Text-To-Speech
==================

How to train the model on `LJSpeech <https://keithito.com/LJ-Speech-Dataset/>`_ dataset
----------------------------------------------------------------------------------------

First, you need to download the dataset. The dataset consists of metadata.csv
and a directory of wav files. metadata-csv lists all the wavs filename and their
corresponding transcripts delimited by the '|' character.

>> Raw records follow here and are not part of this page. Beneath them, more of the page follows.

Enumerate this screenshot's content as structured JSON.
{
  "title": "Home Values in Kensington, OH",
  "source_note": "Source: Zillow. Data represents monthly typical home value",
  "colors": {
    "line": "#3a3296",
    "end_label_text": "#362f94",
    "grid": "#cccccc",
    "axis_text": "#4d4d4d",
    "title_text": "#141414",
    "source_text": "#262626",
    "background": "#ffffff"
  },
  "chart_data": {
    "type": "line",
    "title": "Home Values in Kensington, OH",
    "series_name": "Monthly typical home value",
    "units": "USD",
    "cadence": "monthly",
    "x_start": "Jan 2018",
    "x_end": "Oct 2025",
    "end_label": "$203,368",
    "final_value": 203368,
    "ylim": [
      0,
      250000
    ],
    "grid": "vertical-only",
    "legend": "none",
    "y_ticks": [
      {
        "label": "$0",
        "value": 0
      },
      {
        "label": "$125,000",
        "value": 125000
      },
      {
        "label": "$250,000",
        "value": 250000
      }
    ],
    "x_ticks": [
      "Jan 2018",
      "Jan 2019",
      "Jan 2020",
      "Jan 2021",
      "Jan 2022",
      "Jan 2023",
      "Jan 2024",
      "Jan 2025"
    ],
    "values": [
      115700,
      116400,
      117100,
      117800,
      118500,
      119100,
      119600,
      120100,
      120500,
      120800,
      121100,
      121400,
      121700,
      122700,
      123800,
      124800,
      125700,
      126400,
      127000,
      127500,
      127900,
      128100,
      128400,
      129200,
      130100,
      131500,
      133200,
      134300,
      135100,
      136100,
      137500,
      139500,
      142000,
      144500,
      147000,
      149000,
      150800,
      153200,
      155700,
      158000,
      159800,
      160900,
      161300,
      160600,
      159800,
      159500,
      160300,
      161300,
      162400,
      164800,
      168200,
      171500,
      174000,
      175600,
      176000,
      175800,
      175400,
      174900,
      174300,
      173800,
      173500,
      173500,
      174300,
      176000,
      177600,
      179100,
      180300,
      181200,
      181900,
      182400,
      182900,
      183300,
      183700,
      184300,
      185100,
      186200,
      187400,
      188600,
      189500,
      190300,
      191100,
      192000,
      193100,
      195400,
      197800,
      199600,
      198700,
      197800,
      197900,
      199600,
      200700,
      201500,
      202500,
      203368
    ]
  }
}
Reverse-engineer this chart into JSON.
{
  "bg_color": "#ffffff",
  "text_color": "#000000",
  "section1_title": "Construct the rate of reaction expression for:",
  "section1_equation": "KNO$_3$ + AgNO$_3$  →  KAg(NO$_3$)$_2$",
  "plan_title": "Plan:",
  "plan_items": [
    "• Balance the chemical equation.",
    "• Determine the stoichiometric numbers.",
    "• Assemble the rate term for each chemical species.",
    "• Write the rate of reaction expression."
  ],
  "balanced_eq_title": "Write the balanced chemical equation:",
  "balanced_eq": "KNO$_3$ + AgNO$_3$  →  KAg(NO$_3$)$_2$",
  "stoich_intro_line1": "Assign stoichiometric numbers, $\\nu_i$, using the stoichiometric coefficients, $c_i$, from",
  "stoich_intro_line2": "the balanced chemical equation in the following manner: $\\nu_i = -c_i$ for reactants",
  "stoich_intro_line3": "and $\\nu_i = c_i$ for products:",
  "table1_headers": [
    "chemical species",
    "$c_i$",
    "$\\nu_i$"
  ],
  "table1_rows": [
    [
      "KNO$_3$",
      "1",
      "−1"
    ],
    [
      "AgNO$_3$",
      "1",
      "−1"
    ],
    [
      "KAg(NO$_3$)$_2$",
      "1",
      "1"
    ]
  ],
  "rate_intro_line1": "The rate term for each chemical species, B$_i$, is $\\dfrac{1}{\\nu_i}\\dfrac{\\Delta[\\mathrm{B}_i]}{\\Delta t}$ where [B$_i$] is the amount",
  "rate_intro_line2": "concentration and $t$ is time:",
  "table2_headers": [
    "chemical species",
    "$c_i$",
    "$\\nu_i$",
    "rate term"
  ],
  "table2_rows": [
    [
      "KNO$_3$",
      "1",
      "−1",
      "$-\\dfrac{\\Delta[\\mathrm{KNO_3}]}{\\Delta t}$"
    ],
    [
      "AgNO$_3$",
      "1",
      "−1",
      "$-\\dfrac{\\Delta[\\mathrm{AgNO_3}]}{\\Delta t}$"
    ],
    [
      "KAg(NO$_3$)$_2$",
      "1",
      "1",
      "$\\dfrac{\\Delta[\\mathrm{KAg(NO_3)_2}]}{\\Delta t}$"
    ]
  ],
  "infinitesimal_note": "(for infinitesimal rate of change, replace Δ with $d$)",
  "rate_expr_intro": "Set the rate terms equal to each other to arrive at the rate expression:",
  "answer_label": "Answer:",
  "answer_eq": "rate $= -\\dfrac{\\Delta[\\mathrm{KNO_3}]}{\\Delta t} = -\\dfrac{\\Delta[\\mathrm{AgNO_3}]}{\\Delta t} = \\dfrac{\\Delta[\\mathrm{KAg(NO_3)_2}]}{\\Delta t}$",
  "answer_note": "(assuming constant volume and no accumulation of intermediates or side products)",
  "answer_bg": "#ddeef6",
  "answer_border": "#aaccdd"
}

In order to train the model, a vocab file must be specified. The vocab file
should contain all the characters present in the dataset plus a special end of
sentence token '~'. The vocab file should have one character per line. An
example vocab file is present inside the openseq2seq/test_utils folder called
"vocab_tts.txt".

Inside the configuration files, be sure to change ``vocab_file``, and
``dataset_location`` to point to the location of the vocab file and the
directory containing the wav files.

The example configuration files assume that the the dataset is split into train,
val, and test sets. you would have to split metadata.csv into three separate
csvs on your own called train.csv, val.csv, and test.csv. You can train the
model via::

    python run.py --config_file=example_configs/text2speech/tacotron_float.py --mode=train_eval

If you do not want to split the dataset and want to train the model using the
entire dataset, change ``dataset_files`` inside train_params to point to
metadata.csv and run::

    python run.py --config_file=example_configs/text2speech/tacotron_float.py --mode=train

If you want to run evaluation/inference with the trained model, replace
``--mode=train_eval`` with ``--mode=eval`` or ``--mode=infer``.
For inference you will need to provide additional
``--infer_output_file`` argument. However this argument is ignored to text to
speech. The generated audio filew will be logged to the logdir.